Martin Thompson: Gearing up for a new era

A message from the sponsor of the Employee Benefits/Premier Pensions and Workpalce Savings Research 2012:

This year will be remembered for many things, not least the London 2012 Olympics and Paralympic Games. But for the benefits industry, it will be remembered for the start of auto-enrolment.

Many employers have for years offered valuable retirement benefits for their staff, but it is clear from take-up rates that many staff are simply disengaged or perhaps just disillusioned with pensions.

In the 1980s, many staff automatically entered pension schemes when they began work. Back then, we didn’t really notice contributions deducted from our pay and now we are relieved to have 20-plus years’ worth of pension savings behind us. Future generations will doubtless feel the same.

So how prepared are employers for auto-enrolment? This year’s pensions and workplace savings research is encouraging, with some 72% of employers having project plans in place and a similar number having planned their budgets.

Worryingly, about 35% of organisations are not confident their HR/payroll systems will be able to cope.
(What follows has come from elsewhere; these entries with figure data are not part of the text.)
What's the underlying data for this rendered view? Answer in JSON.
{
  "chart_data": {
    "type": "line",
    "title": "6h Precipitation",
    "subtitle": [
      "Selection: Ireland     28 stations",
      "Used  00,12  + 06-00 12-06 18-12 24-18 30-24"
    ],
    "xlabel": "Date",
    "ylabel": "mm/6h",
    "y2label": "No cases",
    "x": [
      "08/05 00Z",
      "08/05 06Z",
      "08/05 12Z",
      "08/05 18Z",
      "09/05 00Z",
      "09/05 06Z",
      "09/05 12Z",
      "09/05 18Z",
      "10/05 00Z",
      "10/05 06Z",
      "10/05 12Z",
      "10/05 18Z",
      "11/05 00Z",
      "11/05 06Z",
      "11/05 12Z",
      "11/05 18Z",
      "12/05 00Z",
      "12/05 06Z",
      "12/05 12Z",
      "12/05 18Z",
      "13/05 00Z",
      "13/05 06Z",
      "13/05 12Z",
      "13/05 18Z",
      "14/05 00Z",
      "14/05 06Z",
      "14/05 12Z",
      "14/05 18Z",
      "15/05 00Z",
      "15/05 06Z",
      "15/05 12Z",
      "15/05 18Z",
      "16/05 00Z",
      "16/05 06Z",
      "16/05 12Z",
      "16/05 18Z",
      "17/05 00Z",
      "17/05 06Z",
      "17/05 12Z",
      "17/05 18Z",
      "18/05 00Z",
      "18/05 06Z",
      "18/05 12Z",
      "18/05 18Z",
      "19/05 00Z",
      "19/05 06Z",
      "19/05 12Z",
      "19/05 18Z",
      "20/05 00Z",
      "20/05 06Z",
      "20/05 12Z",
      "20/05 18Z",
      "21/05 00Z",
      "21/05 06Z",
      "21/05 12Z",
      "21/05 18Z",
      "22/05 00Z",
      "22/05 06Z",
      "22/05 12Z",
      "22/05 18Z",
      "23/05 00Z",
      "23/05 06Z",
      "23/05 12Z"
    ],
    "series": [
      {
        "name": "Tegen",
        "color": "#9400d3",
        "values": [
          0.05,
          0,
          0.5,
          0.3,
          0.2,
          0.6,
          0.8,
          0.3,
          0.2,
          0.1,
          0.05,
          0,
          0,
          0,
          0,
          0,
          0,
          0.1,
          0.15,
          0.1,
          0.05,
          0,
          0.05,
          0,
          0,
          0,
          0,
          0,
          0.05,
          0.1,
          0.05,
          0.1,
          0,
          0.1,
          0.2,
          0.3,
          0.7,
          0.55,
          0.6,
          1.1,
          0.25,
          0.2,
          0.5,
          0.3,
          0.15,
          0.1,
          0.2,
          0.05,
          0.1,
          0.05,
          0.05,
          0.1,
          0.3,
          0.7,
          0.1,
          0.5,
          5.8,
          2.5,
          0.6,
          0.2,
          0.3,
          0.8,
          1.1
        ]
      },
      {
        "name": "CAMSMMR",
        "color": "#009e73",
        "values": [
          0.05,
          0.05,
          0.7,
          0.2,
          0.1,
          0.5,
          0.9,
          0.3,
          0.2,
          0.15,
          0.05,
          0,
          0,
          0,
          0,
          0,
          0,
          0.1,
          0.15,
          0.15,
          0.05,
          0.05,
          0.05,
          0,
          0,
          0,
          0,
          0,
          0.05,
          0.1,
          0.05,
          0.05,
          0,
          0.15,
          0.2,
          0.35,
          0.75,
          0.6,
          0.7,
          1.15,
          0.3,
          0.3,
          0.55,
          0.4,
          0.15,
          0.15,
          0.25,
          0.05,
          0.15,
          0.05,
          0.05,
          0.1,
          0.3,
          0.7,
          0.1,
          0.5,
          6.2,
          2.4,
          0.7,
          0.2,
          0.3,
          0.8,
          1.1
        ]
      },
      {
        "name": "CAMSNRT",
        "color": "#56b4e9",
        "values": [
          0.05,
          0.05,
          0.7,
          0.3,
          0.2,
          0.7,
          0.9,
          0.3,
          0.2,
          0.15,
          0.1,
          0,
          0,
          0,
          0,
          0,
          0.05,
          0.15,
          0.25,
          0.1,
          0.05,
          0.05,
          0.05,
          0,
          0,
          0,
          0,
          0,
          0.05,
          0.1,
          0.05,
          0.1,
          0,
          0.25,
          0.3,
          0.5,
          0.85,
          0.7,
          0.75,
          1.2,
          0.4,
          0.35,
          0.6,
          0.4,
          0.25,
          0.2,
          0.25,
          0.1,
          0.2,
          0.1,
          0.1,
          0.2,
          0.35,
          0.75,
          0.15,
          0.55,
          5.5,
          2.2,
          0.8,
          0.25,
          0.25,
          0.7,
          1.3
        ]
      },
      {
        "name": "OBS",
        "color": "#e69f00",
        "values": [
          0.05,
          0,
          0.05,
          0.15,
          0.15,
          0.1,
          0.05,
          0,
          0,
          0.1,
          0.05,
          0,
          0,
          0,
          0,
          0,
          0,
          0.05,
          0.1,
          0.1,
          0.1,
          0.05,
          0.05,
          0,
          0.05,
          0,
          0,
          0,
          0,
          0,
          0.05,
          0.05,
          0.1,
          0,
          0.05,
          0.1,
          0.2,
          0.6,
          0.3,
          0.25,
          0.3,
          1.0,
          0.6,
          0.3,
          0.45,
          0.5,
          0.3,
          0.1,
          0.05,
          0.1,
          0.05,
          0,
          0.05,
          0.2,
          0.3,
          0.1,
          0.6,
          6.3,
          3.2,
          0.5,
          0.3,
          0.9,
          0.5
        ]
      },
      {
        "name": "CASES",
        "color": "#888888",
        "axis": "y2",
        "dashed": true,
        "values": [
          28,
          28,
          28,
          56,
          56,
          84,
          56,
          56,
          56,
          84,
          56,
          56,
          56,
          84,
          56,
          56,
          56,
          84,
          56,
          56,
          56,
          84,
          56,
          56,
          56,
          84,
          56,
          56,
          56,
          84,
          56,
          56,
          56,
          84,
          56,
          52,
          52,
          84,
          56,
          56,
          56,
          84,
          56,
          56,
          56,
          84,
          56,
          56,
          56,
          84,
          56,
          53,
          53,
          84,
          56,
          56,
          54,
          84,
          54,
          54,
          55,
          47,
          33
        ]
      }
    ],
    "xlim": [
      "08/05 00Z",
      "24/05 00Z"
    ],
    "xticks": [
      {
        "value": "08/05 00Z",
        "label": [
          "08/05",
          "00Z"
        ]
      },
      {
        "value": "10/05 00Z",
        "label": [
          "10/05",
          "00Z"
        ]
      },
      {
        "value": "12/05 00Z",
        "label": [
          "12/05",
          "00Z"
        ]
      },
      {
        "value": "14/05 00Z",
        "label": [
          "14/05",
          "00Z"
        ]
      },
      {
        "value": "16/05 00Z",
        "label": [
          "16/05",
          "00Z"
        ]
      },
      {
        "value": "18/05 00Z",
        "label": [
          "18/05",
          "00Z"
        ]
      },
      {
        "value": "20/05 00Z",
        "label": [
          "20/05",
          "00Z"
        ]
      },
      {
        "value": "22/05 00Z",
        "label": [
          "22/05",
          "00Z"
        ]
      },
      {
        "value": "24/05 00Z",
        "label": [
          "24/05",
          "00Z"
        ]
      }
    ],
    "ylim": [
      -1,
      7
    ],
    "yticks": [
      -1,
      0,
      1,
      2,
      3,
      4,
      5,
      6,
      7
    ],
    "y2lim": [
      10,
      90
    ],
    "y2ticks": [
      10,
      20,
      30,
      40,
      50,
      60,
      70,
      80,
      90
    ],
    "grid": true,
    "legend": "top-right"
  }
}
Our experience with companies that must comply with the new regulations next year is that payroll providers are far from ready, and even those that have started work are unlikely to be able to provide an all-encompassing solution.
From the government’s perspective, it is no doubt worrying that only 11% of employers surveyed are planning to use the national employment savings trust (Nest) for auto-enrolment, in light of the huge investment it has made in the scheme.

Similarly, just 10% of employers plan to use alternative ‘super trust’ arrangements such as The People’s Pension and Now:Pensions. Most appear to be planning to use their existing pension scheme.

Encouragingly, only 16% of employers plan to fix their pension contributions at the minimum levels required. But it is surprising only 39% plan to use salary sacrifice for auto-enrolled staff, which would result in savings for both employers and employees. This is due to HM Revenue and Customs granting pension contributions the same tax status as childcare vouchers and confirming that arrangements can be unravelled if staff opt out of their scheme. We expect more salary sacrifice arrangements in future.

It is good to see two-thirds of employers have governance processes in place to oversee their default investment strategy, but it is worrying that in most schemes most members remain within the default option without any thought to its suitability or their investment risk. After contributions, investment performance has the biggest impact on retirement income, so fund selection is critical.

The most common default option is a managed fund with lifestyling, but the performance of many of these funds is, at best, mediocre. Few schemes use multi-asset or diversified growth funds, which are increasingly being adopted by the largest schemes to optimise fund performance.

Finally, much has been made of corporate wraps and platforms, but the survey shows these are still in their infancy, no doubt because so many employers are focusing on auto-enrolment rather than broadening the range of benefits they offer.